If that method isn’t shelters (because they’re full or inaccessible), then
there needs to be places and/or times when sleeping is allowed and practical.
The justices explicitly noted that this doesn’t mean municipalities can’t
enact and enforce significant restrictions on when, where, and how (for
example, no multi-day camping or no erecting structures) this can happen,
including when no shelter beds are available. There needs to be a viable way
to obtain sleep, though, whatever that way is.
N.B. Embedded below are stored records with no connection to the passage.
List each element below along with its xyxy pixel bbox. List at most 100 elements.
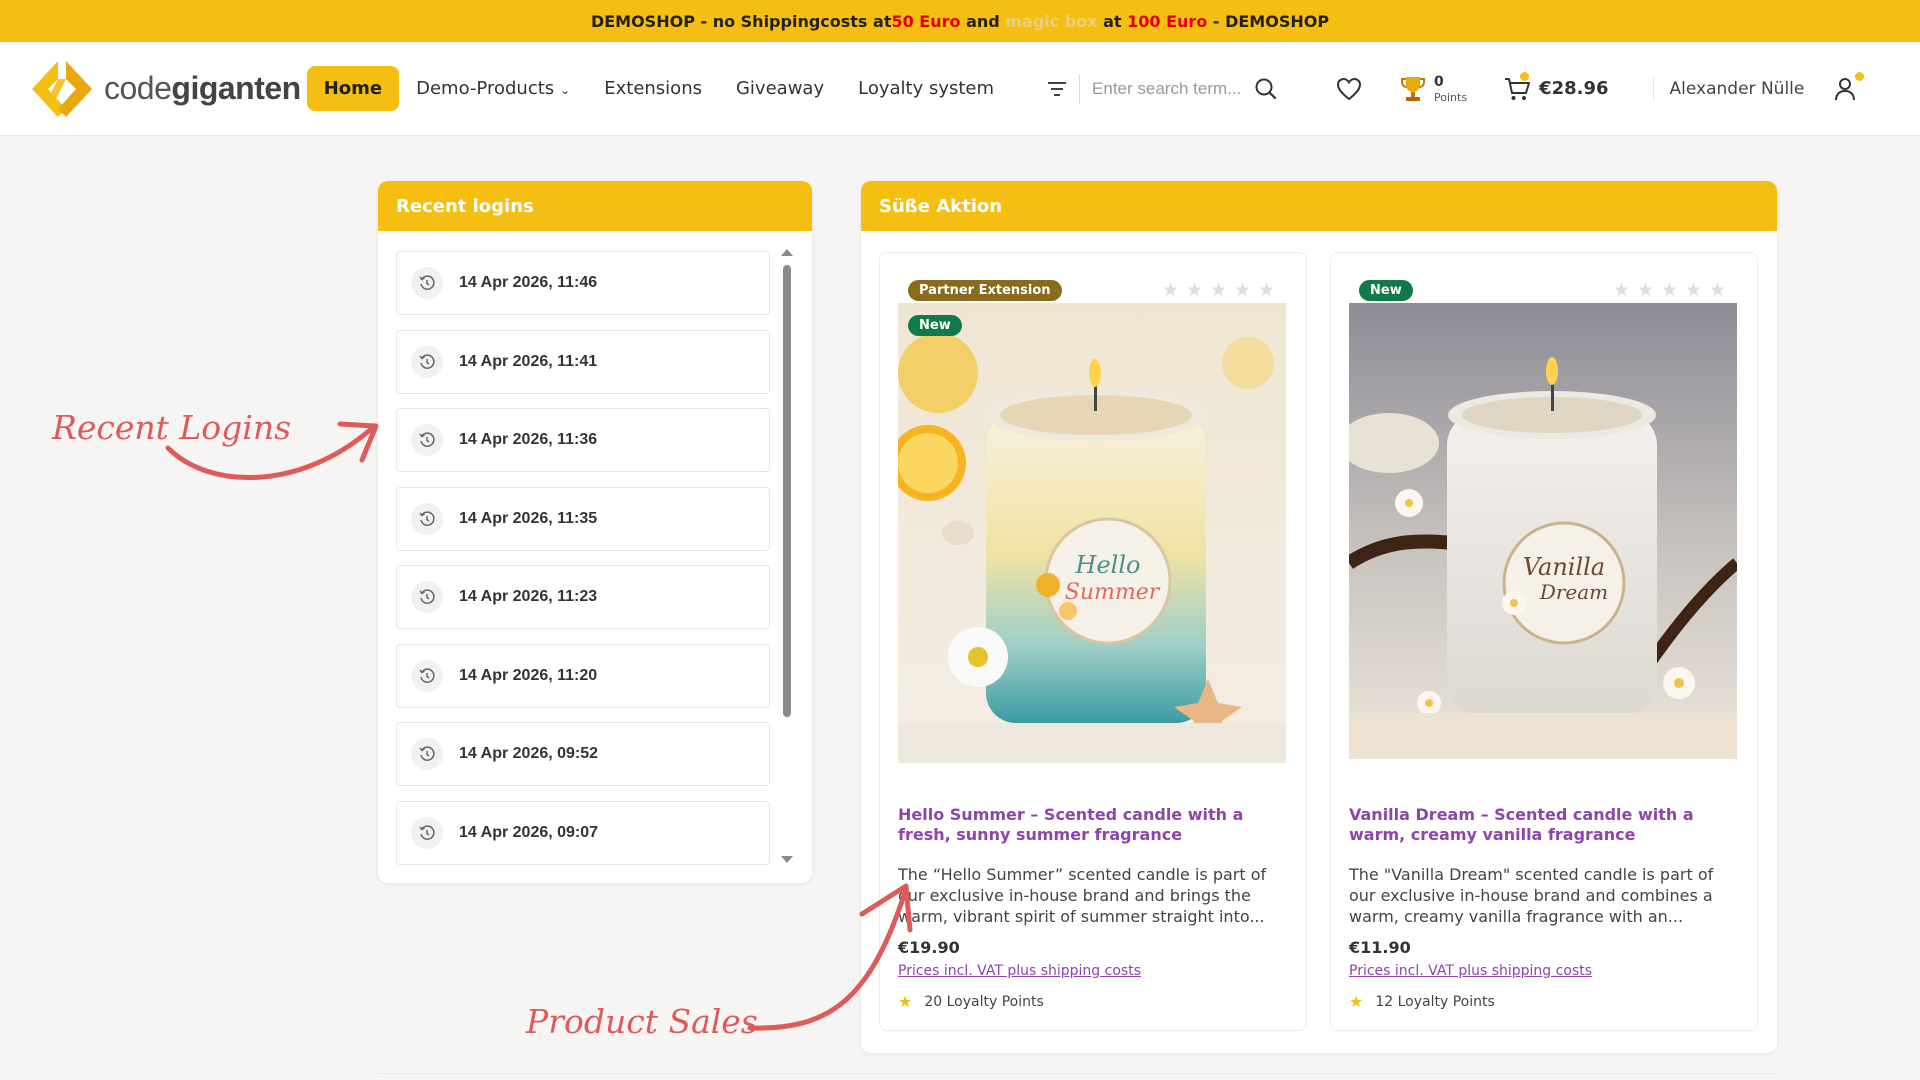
- loyalty-star-icon: ★: [898, 992, 913, 1011]
- product-card-vanilla-dream[interactable]: New ★ ★ ★ ★ ★ Vanilla Dream Vanilla Drea…: [1330, 252, 1758, 1031]
- loyalty-points[interactable]: 0 Points: [1400, 75, 1467, 103]
- loyalty-points-info: ★ 20 Loyalty Points: [898, 992, 1044, 1011]
- product-price: €11.90: [1349, 938, 1411, 957]
- rating-stars: ★ ★ ★ ★ ★: [1613, 279, 1727, 301]
- promotion-title: Süße Aktion: [861, 181, 1777, 231]
- footer-divider: [378, 1073, 1777, 1074]
- product-image-vanilla-dream[interactable]: Vanilla Dream: [1349, 303, 1737, 763]
- partner-extension-badge: Partner Extension: [908, 280, 1062, 301]
- product-card-hello-summer[interactable]: Partner Extension New ★ ★ ★ ★ ★ Hello Su…: [879, 252, 1307, 1031]
- login-timestamp: 14 Apr 2026, 09:07: [459, 823, 599, 841]
- login-entry: 14 Apr 2026, 11:46: [396, 251, 770, 315]
- search-icon[interactable]: [1254, 77, 1278, 101]
- nav-home[interactable]: Home: [306, 66, 400, 111]
- loyalty-points-text: 20 Loyalty Points: [924, 993, 1044, 1010]
- login-entry: 14 Apr 2026, 11:35: [396, 486, 770, 551]
- login-timestamp: 14 Apr 2026, 11:23: [459, 588, 598, 605]
- login-timestamp: 14 Apr 2026, 11:41: [459, 352, 598, 370]
- star-icon: ★: [1258, 279, 1276, 301]
- star-icon: ★: [1162, 279, 1180, 301]
- nav-demo-products[interactable]: Demo-Products ⌄: [399, 66, 587, 111]
- loyalty-star-icon: ★: [1349, 992, 1364, 1011]
- login-entry: 14 Apr 2026, 09:07: [396, 800, 770, 865]
- star-icon: ★: [1661, 279, 1679, 301]
- banner-amount-1: 50 Euro: [891, 11, 961, 31]
- banner-text-3: at: [1097, 11, 1128, 31]
- history-icon: [411, 581, 443, 613]
- login-timestamp: 14 Apr 2026, 11:46: [459, 274, 598, 291]
- annotation-recent-logins: Recent Logins: [52, 408, 292, 447]
- new-badge: New: [908, 315, 962, 336]
- history-icon: [411, 659, 443, 692]
- candle-label-line1: Vanilla: [1523, 553, 1605, 581]
- candle-label-line2: Dream: [1539, 580, 1608, 604]
- chevron-down-icon: ⌄: [560, 83, 571, 97]
- login-timestamp: 14 Apr 2026, 11:20: [459, 666, 598, 684]
- login-scrollbar[interactable]: [781, 249, 793, 863]
- user-notification-dot: [1855, 71, 1865, 81]
- star-icon: ★: [1613, 279, 1631, 301]
- user-name: Alexander Nülle: [1669, 78, 1805, 99]
- star-icon: ★: [1685, 279, 1703, 301]
- vat-shipping-link[interactable]: Prices incl. VAT plus shipping costs: [898, 963, 1141, 979]
- site-logo[interactable]: codegiganten: [28, 57, 301, 121]
- history-icon: [411, 816, 443, 849]
- banner-text-4: - DEMOSHOP: [1207, 11, 1330, 31]
- login-entry: 14 Apr 2026, 11:41: [396, 329, 770, 394]
- candle-label-line2: Summer: [1065, 580, 1161, 605]
- product-title[interactable]: Vanilla Dream – Scented candle with a wa…: [1349, 805, 1739, 845]
- star-icon: ★: [1234, 279, 1252, 301]
- header-actions: 0 Points €28.96 Alexander Nülle: [1302, 71, 1865, 103]
- main-nav: Home Demo-Products ⌄ Extensions Giveaway …: [306, 66, 1011, 111]
- recent-logins-title: Recent logins: [378, 181, 812, 231]
- nav-loyalty-system[interactable]: Loyalty system: [841, 66, 1011, 111]
- cart-notification-dot: [1520, 71, 1530, 81]
- arrow-head-logins: [337, 421, 379, 463]
- history-icon: [411, 502, 443, 535]
- filter-icon[interactable]: [1047, 81, 1067, 97]
- banner-text-2: and: [960, 11, 1006, 31]
- login-entry: 14 Apr 2026, 11:23: [396, 565, 770, 629]
- login-entry: 14 Apr 2026, 09:52: [396, 722, 770, 786]
- vat-shipping-link[interactable]: Prices incl. VAT plus shipping costs: [1349, 963, 1592, 979]
- rating-stars: ★ ★ ★ ★ ★: [1162, 279, 1276, 301]
- nav-giveaway[interactable]: Giveaway: [719, 66, 841, 111]
- product-description: The "Vanilla Dream" scented candle is pa…: [1349, 865, 1714, 926]
- loyalty-points-info: ★ 12 Loyalty Points: [1349, 992, 1495, 1011]
- promo-banner: DEMOSHOP - no Shippingcosts at 50 Euro a…: [0, 0, 1920, 42]
- star-icon: ★: [1186, 279, 1204, 301]
- search-input[interactable]: [1092, 78, 1243, 99]
- cart-button[interactable]: €28.96: [1503, 71, 1609, 102]
- history-icon: [411, 424, 443, 456]
- product-title[interactable]: Hello Summer – Scented candle with a fre…: [898, 805, 1288, 845]
- new-badge: New: [1359, 280, 1413, 301]
- star-icon: ★: [1709, 279, 1727, 301]
- product-image-hello-summer[interactable]: Hello Summer: [898, 303, 1286, 763]
- wishlist-heart-icon[interactable]: [1336, 77, 1362, 101]
- trophy-icon: [1401, 76, 1426, 101]
- search-divider: [1079, 73, 1081, 104]
- user-menu[interactable]: Alexander Nülle: [1652, 71, 1865, 101]
- logo-mark-icon: [32, 60, 92, 117]
- scroll-thumb[interactable]: [783, 265, 791, 717]
- points-value: 0: [1434, 73, 1444, 90]
- star-icon: ★: [1637, 279, 1655, 301]
- product-description: The “Hello Summer” scented candle is par…: [898, 865, 1267, 926]
- product-price: €19.90: [898, 938, 960, 957]
- history-icon: [411, 738, 443, 770]
- site-header: codegiganten Home Demo-Products ⌄ Extensi…: [0, 42, 1920, 136]
- nav-extensions[interactable]: Extensions: [587, 66, 719, 111]
- logo-text: codegiganten: [104, 70, 301, 106]
- scroll-down-arrow-icon[interactable]: [781, 856, 793, 863]
- history-icon: [411, 267, 443, 299]
- points-label: Points: [1434, 90, 1468, 104]
- scroll-up-arrow-icon[interactable]: [781, 249, 793, 256]
- login-entry: 14 Apr 2026, 11:20: [396, 643, 770, 708]
- user-account-icon: [1835, 77, 1856, 100]
- search-bar: [1047, 73, 1278, 104]
- login-list: 14 Apr 2026, 11:46 14 Apr 2026, 11:41 14 A…: [396, 251, 770, 879]
- annotation-product-sales: Product Sales: [526, 1002, 758, 1041]
- login-timestamp: 14 Apr 2026, 11:36: [459, 431, 598, 448]
- login-timestamp: 14 Apr 2026, 09:52: [459, 745, 599, 762]
- login-timestamp: 14 Apr 2026, 11:35: [459, 509, 598, 527]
[https://sccinsight.com/2019/04/08/what-the-9th-circuit-
actua...](https://sccinsight.com/2019/04/08/what-the-9th-circuit-actually-
said-about-criminalizing-homelessness/) has an excellent unbiased explanation,
though the core part of the decision is not that long. Here’s the footnote
which explicitly carved out this stuff:

> Naturally, our holding does not cover individuals who do have access to
> adequate temporary shelter, whether because they have the means to pay for
> it or because it is realistically available to them for free, but who choose
> not to use it. Nor do we suggest that a jurisdiction with insufficient
> shelter can never criminalize the act of sleeping outside. Even where
> shelter is unavailable, an ordinance prohibiting sitting, lying, or sleeping
> outside at particular times or in particular locations might well be
> constitutionally permissible. See Jones, 444 F.3d at 1123. So, too, might an
> ordinance barring the obstruction of public rights of way or the erection of
> certain structures. Whether some other ordinance is consistent with the
> Eighth Amendment will depend, as here, on whether it punishes a person for
> lacking the means to live out the “universal and unavoidable consequences of
> being human” in the way the ordinance prescribes.